MSPs: Educating your clients on potential cyber insurance gaps
IMPORTANT: you are not licensed, so be extremely careful. Do not talk about dollar limits, pricing, or about a specific policy. Think of it this way - you are talking about the same concerns you would typically have for cybersecurity and disaster recovery, and the client needs to check with their agent that they are fully covered.
A common issue that our MSP partners bring up is that their clients are buying the cheapest policy possible, sometimes spending a few hundred dollars per year instead of the few thousand they should be spending. That results in major coverage gaps, a few of the common ones we see:
Endorsements are an add-on/bolt-on to another policy. Many general liability, professional liability, and business owner policies (BOPs) offer a cyber endorsement. These typically have major restrictions and limits. One example is restrictions on digital forensics and incident response (DFIR). Tiny limits of certain situations are excluded such as forensics or legal counsel.
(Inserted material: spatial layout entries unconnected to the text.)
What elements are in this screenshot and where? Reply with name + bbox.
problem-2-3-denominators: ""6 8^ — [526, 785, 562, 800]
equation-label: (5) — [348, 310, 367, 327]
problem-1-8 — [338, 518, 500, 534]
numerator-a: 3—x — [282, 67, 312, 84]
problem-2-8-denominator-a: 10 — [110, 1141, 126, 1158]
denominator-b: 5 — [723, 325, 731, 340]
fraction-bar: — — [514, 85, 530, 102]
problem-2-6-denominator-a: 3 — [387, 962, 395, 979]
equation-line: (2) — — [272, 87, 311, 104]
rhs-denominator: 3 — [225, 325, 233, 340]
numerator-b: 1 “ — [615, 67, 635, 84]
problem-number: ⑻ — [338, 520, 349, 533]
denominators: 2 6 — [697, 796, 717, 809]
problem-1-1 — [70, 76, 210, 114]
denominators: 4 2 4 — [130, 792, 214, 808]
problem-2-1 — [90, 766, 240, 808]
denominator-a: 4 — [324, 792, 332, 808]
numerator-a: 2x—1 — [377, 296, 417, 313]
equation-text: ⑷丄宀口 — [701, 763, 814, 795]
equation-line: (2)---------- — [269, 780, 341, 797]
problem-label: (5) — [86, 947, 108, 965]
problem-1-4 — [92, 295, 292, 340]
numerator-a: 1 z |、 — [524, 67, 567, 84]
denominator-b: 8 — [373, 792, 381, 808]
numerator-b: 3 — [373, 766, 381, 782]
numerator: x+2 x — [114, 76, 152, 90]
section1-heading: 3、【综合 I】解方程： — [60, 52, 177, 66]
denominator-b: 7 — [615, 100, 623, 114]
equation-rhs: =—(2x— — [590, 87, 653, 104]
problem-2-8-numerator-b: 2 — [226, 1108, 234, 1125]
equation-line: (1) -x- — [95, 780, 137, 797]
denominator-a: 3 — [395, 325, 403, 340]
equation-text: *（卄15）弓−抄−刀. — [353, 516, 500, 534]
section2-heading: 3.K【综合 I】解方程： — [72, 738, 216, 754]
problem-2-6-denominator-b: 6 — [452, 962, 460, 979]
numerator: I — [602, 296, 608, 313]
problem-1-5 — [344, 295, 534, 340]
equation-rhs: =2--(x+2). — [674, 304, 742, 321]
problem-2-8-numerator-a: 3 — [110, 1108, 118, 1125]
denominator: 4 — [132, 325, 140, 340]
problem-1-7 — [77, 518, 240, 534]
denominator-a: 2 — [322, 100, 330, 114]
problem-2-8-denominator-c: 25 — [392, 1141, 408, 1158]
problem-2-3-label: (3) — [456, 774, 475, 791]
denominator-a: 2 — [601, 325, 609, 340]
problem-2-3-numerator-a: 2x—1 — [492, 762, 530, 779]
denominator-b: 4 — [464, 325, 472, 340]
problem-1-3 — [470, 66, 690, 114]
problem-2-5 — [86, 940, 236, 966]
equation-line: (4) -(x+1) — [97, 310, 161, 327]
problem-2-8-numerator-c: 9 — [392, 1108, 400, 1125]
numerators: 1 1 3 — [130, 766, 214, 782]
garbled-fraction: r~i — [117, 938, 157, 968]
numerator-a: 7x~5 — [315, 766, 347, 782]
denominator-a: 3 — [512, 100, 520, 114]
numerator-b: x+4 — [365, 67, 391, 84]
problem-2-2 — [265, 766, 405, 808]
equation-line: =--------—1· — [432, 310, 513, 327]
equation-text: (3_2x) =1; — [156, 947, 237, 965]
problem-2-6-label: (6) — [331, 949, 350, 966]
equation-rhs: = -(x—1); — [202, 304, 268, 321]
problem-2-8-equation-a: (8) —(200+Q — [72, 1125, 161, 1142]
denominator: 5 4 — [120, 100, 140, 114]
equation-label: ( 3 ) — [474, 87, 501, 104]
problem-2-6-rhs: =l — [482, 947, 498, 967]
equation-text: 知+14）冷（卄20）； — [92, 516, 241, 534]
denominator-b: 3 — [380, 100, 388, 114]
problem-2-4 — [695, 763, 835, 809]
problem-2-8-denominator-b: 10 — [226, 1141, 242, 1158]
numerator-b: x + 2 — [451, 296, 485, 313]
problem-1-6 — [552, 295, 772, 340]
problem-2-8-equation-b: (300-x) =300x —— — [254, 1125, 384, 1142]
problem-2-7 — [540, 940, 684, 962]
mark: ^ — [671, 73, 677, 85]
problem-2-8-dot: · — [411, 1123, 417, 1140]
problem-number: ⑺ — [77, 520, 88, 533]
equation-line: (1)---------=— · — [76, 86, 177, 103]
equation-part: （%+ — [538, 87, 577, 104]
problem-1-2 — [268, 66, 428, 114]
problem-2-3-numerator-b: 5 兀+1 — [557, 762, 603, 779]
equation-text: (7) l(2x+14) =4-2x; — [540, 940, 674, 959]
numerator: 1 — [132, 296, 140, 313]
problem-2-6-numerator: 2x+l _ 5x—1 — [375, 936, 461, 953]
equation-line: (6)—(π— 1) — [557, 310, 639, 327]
Pay on behalf of: in 2026, many cheaper policies will require the client to front the expenses for a claim, and insurance will reimburse them. This can be an enormous expense, especially for smaller businesses, and can also leave them holding the bag if an expense is denied by the carrier claims team.
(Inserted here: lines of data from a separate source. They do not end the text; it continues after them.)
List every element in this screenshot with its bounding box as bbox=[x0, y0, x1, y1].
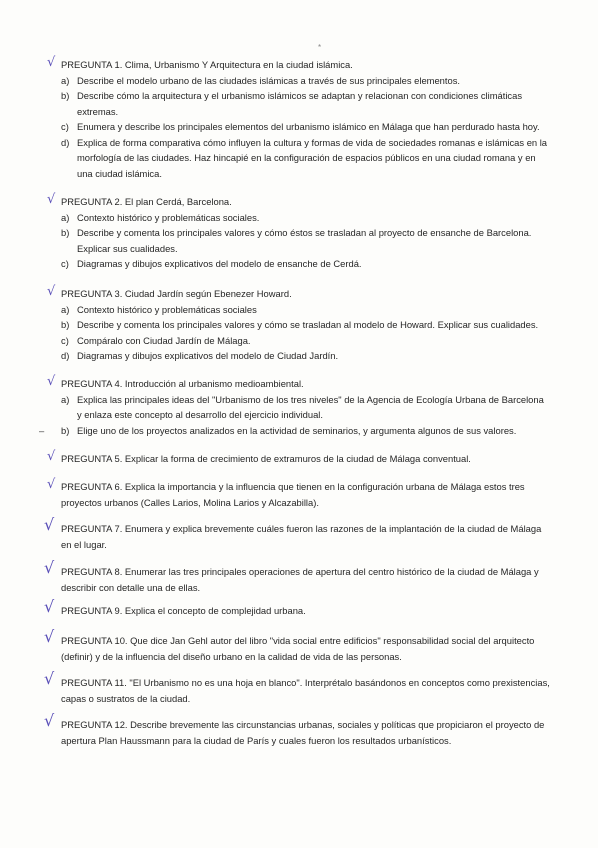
question-title: PREGUNTA 5. Explicar la forma de crecimiento de extramuros de la ciudad de Málaga conventual. bbox=[61, 453, 471, 464]
question-title: PREGUNTA 9. Explica el concepto de complejidad urbana. bbox=[61, 605, 306, 616]
question-7 bbox=[44, 515, 551, 552]
check-mark-icon: √ bbox=[47, 192, 56, 207]
question-title: PREGUNTA 8. Enumerar las tres principales operaciones de apertura del centro histórico de la ciudad de Málaga y describir con detalle una de ellas. bbox=[61, 566, 539, 593]
check-mark-icon: √ bbox=[47, 284, 56, 299]
question-10 bbox=[44, 627, 551, 664]
question-12 bbox=[44, 711, 551, 748]
check-mark-icon: √ bbox=[44, 597, 55, 616]
question-title: PREGUNTA 2. El plan Cerdá, Barcelona. bbox=[61, 196, 232, 207]
question-title: PREGUNTA 3. Ciudad Jardín según Ebenezer Howard. bbox=[61, 288, 292, 299]
check-mark-icon: √ bbox=[44, 558, 55, 577]
question-5 bbox=[47, 449, 551, 467]
question-title: PREGUNTA 10. Que dice Jan Gehl autor del libro "vida social entre edificios" responsabilidad social del arquitecto (definir) y de la influencia del diseño urbano en la calidad de vida de las personas. bbox=[61, 635, 535, 662]
list-item: d) Diagramas y dibujos explicativos del modelo de Ciudad Jardín. bbox=[61, 350, 339, 361]
question-title: PREGUNTA 6. Explica la importancia y la influencia que tienen en la configuración urbana de Málaga estos tres proyectos urbanos (Calles Larios, Molina Larios y Alcazabilla). bbox=[61, 481, 525, 508]
question-11 bbox=[44, 669, 551, 706]
list-item: b) Describe y comenta los principales valores y cómo se trasladan al modelo de Howard. Explicar sus cualidades. bbox=[61, 319, 539, 330]
question-6 bbox=[47, 477, 551, 510]
dash-mark: – bbox=[39, 424, 45, 436]
question-title: PREGUNTA 7. Enumera y explica brevemente cuáles fueron las razones de la implantación de la ciudad de Málaga en el lugar. bbox=[61, 523, 542, 550]
question-title: PREGUNTA 12. Describe brevemente las circunstancias urbanas, sociales y políticas que propiciaron el proyecto de apertura Plan Haussmann para la ciudad de París y cuales fueron los resultados urbanísticos. bbox=[61, 719, 545, 746]
question-4 bbox=[39, 374, 551, 438]
list-item: d) Explica de forma comparativa cómo influyen la cultura y formas de vida de sociedades romanas e islámicas en la morfología de las ciudades. Haz hincapié en la configuración de espacios públicos en una ciudad romana y en una ciudad islámica. bbox=[61, 136, 548, 179]
question-title: PREGUNTA 1. Clima, Urbanismo Y Arquitectura en la ciudad islámica. bbox=[61, 59, 353, 70]
list-item: – b) Elige uno de los proyectos analizados en la actividad de seminarios, y argumenta algunos de sus valores. bbox=[61, 423, 551, 439]
list-item: b) Describe y comenta los principales valores y cómo éstos se trasladan al proyecto de ensanche de Barcelona. Explicar sus cualidades. bbox=[61, 227, 532, 254]
check-mark-icon: √ bbox=[47, 449, 56, 464]
list-item: c) Compáralo con Ciudad Jardín de Málaga. bbox=[61, 334, 251, 346]
check-mark-icon: √ bbox=[44, 515, 55, 534]
check-mark-icon: √ bbox=[44, 627, 55, 646]
question-2 bbox=[47, 192, 551, 272]
check-mark-icon: √ bbox=[44, 711, 55, 730]
list-item: a) Explica las principales ideas del "Urbanismo de los tres niveles" de la Agencia de Ecología Urbana de Barcelona y enlaza este concepto al desarrollo del ejercicio individual. bbox=[61, 393, 544, 420]
list-item: a) Describe el modelo urbano de las ciudades islámicas a través de sus principales elementos. bbox=[61, 74, 461, 86]
list-item: c) Diagramas y dibujos explicativos del modelo de ensanche de Cerdá. bbox=[61, 258, 362, 269]
question-8 bbox=[44, 558, 551, 595]
check-mark-icon: √ bbox=[44, 669, 55, 688]
check-mark-icon: √ bbox=[47, 374, 56, 389]
page-mark: * bbox=[318, 43, 322, 52]
question-title: PREGUNTA 11. "El Urbanismo no es una hoja en blanco". Interprétalo basándonos en conceptos como prexistencias, capas o sustratos de la ciudad. bbox=[61, 677, 550, 704]
check-mark-icon: √ bbox=[47, 477, 56, 492]
question-9 bbox=[44, 597, 551, 619]
question-title: PREGUNTA 4. Introducción al urbanismo medioambiental. bbox=[61, 378, 304, 389]
question-1 bbox=[47, 55, 551, 181]
list-item: b) Describe cómo la arquitectura y el urbanismo islámicos se adaptan y relacionan con condiciones climáticas extremas. bbox=[61, 90, 523, 117]
check-mark-icon: √ bbox=[47, 55, 56, 70]
list-item: a) Contexto histórico y problemáticas sociales bbox=[61, 303, 257, 315]
list-item: c) Enumera y describe los principales elementos del urbanismo islámico en Málaga que han perdurado hasta hoy. bbox=[61, 121, 540, 132]
question-3 bbox=[47, 284, 551, 364]
list-item: a) Contexto histórico y problemáticas sociales. bbox=[61, 211, 260, 223]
System failure: the Crowdstrike incident was a stark reminder that cybersecurity tech can still cause outages without a malicious attack. System failure is a coverage for these types of events where there was no malicious intent.
Third party providers: what if a datacenter or SaaS provider results in an outage? Some policies will only cover outages that occur on the policyholder’s internal systems.
Cyber crime - funds owed to the policyholder: if a company is due to pay the policyholder, and gets phished or otherwise impacted, will the policy cover that? This is a very high end coverage but is becoming standard on the best policies.